Hong Kong and Taipei embraced global city formation in the late 1990s as part of their socio-spatial ‘repositioning’ amidst the rise of China and transformations in global capitalism. How is space produced in Hong Kong and Taipei, two Asian global cities? This question constitutes the main pillar of my Phd research on global city formation and socio-spatial struggles in Hong Kong and Taipei in the 2000s. In this presentation, I will explore the ways in which Hong Kong and Taipei’s global space was produced, in representative as well as in physical forms, through city branding and cultural built environment.

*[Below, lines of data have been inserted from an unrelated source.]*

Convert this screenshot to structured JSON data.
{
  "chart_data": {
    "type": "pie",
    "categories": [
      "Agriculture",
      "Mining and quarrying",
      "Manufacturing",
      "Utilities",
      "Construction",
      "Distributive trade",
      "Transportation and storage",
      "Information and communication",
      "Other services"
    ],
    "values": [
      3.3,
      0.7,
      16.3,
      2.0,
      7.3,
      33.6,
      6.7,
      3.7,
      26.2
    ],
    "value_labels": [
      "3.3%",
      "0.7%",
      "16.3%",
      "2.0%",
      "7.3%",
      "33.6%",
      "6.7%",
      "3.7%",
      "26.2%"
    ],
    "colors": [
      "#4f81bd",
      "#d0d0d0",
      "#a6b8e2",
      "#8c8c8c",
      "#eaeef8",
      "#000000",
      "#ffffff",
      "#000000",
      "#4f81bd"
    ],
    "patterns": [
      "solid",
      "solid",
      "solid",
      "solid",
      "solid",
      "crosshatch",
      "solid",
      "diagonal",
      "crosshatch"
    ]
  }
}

The analysis of Hong Kong and Taipei’s city branding and cultural built environment in this presentation is built on data and insights gathered during fieldwork and from online resources. Global city formation in both cities are examined by engaging with policy papers, planning documents, statistical yearbooks, promotional publications, laws and regulations as well as public speeches given by government officials such as Chief Executive and Finance Minister in Hong Kong and the Mayor of Taipei City Government. The semi-structured interviews conducted in both cities also provide a background for this presentation in questioning global city formation for whom?’, hence for exploring the politics of global/cultural city narratives. Nevertheless, the presentation will tackle with how culture, as a global city project, unfolds in Hong Kong and Taipei’s urban space in the 2000s.
Overall, the presentation aims to unpack the ways in which state-society relations are configured over global city formation in Hong Kong and Taipei in the 2000s. Therefore the presentation will address the role of state, in multiple scales, for the production of Hong Kong and Taipei’s global space.